Osborne, named after the Royal Naval College, Osborne, Isle of Wight, followed its traditions. Miss Gibbins believed girls should experience the same sort of education as boys enjoyed.

Girls studied for the public examinations where they were very successful. Physical fitness was emphasised. Bush walking, golf, swimming, tennis, vigoro, rifle shooting, eurhythmics, classical dancing and physical culture occupied the girls outside classes.

Rooms were named after ships; the girls drilled and paraded each day; they enjoyed hot water in the bathrooms and coke heaters in the classrooms.

Going into Blackheath for church, the girls marched in twos. Their full-dress uniform was naval- inspired. Fraternising with the locals was not permitted.
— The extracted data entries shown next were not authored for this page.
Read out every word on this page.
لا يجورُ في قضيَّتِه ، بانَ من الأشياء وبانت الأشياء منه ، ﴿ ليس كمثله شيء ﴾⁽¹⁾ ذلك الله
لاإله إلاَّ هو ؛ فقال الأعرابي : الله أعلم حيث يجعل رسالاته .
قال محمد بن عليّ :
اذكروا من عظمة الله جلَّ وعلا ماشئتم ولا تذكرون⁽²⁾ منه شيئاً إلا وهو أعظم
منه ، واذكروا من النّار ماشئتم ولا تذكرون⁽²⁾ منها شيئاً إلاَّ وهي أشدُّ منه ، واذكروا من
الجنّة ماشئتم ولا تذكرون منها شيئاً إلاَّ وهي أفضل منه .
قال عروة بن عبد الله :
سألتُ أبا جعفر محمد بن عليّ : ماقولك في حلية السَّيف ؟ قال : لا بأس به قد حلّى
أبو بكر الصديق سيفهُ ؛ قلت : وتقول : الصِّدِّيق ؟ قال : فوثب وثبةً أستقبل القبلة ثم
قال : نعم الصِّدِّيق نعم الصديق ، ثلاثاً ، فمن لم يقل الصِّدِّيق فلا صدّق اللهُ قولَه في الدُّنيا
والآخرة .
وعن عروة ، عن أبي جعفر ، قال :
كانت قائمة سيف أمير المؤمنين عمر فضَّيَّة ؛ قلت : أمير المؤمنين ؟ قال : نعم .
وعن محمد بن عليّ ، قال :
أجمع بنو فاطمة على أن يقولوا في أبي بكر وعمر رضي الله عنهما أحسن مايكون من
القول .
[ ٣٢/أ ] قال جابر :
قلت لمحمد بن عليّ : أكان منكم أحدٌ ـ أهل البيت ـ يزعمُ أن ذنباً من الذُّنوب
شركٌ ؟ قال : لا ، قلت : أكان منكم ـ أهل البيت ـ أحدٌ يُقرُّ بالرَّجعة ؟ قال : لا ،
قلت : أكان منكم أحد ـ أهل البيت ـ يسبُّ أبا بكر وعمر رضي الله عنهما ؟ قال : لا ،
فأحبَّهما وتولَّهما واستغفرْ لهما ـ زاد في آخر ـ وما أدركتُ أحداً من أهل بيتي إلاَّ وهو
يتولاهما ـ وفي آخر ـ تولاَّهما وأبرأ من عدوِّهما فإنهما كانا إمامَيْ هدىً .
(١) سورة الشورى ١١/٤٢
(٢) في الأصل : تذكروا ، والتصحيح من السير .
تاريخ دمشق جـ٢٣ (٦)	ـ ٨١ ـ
However, the girls at Osborne were also taught that "it was not what we do but how we do it that matters", according to Violet Everingham.

Girls travelling to and from school by train with students from other small boarding schools were forbidden to converse with anyone except other Osborne girls. Such was Miss Gibbins' influence that they mostly obeyed this rule.

Osborne closed in 1958 following the illness and death of Miss Gibbins. She had not wished it to outlive her but her girls were resilient, responsible, public-spirited young ladies.

Running such schools had made these women independent.